Explore gifts of the sea, land
Fishermen rely on the sea as their source of food. It is different from a farmer whose relationship is with his land, his animals – solid ground. Tides keep moving.
Twice a day the sea ebbs and flows, and the character of the beach and the sand changes.
The fishermen launch their small dugouts at high tide – as the tide turns. The dugouts go out on the receding current loaded with long nets. These are cast in a semi-circle and brought back to shore where two teams of men start pulling them in against the receding tide.
It is amazingly hard work and takes up to 20 strong men to slowly bring in the catch. Standing in the waves they pull against the inexorable force of the water – walking backwards until the rope slackens at the back of the line- and then running forward to take up a new position in the waves at the front.
Slowly the catch is pulled in – each man attaching himself to the rope and hauling it slowly over his shoulder as he moves up the beach with that heavy net until the glistening catch is landed.

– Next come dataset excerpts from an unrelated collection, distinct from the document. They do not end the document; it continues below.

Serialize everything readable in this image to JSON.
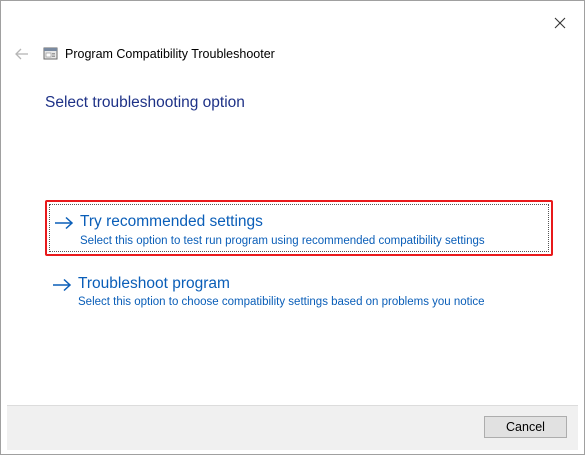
{
  "window": {
    "title": "Program Compatibility Troubleshooter"
  },
  "icons": {
    "close": "close-icon",
    "back": "back-arrow-icon",
    "app": "troubleshooter-app-icon",
    "option_arrow": "right-arrow-icon"
  },
  "main": {
    "heading": "Select troubleshooting option",
    "options": [
      {
        "title": "Try recommended settings",
        "description": "Select this option to test run program using recommended compatibility settings",
        "highlighted": true
      },
      {
        "title": "Troubleshoot program",
        "description": "Select this option to choose compatibility settings based on problems you notice",
        "highlighted": false
      }
    ]
  },
  "footer": {
    "cancel_label": "Cancel"
  },
  "colors": {
    "heading": "#1e3287",
    "link": "#0a5eb8",
    "highlight_border": "#e8191b",
    "footer_bg": "#f0f0f0"
  }
}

By this time the women are waiting with their buckets and basins to sort what is for the household, what will be sold, what goes to town, what to the local restaurant. Then the village is quiet – sleepy in the midday heat.
Rio Savane, an inexpensive camping resort just north of Beira, is nestled into a coconut grove on the banks of the river just as it meets the sea.
Mangroves and crabs on one side and on the other – the literally endless beaches of Mozambiq-ue.
It is a great place for a holiday. The sea scours out the stress and strain of work and life in Zimbabwe and leaves a space refreshed and ready for new ideas. The beach is a good place to think – we went for long walks and noted the debris brought in by the sea on each tide-tangled nets, driftwood, old floats, shells and seeds ready to sprout.
Many people far from the sea are distrustful of eating food from the sea – especially shell fish.
I have had friends adamantly refusing to eat prawns, referring to them disgustedly as pink cockroaches.
Other things that come in shells like clams, or oysters or crabs are also deeply suspicious.
I had a great time crab watching – the tiny black ones with one huge red pincer that bury themselves in the mangroves, minute, sand-coloured ones like spiders that scurry almost invisibly on the beach – blue runners with long blue legs and white pincers that float in the shallows of the river estuary, and big pale crabs like cartoons – with eyes on stalks on the top of their heads scuttling sideways up and down in the high tide froth.
On our last evening we ate them – huge crabs from the river – with bright red lobster legs in a coconut curry sauce. They were delicious. As were the clams that preceded them. And the pink prawns with chips on another night. No cockroach qualms for me. (all restaurant meals around US$10)
And one night we cooked a 5kg monster fish – wrapped in foil on the braai. And thought of all the work that had brought it from the ocean to our table. Thankful for the gifts of the sea and the land.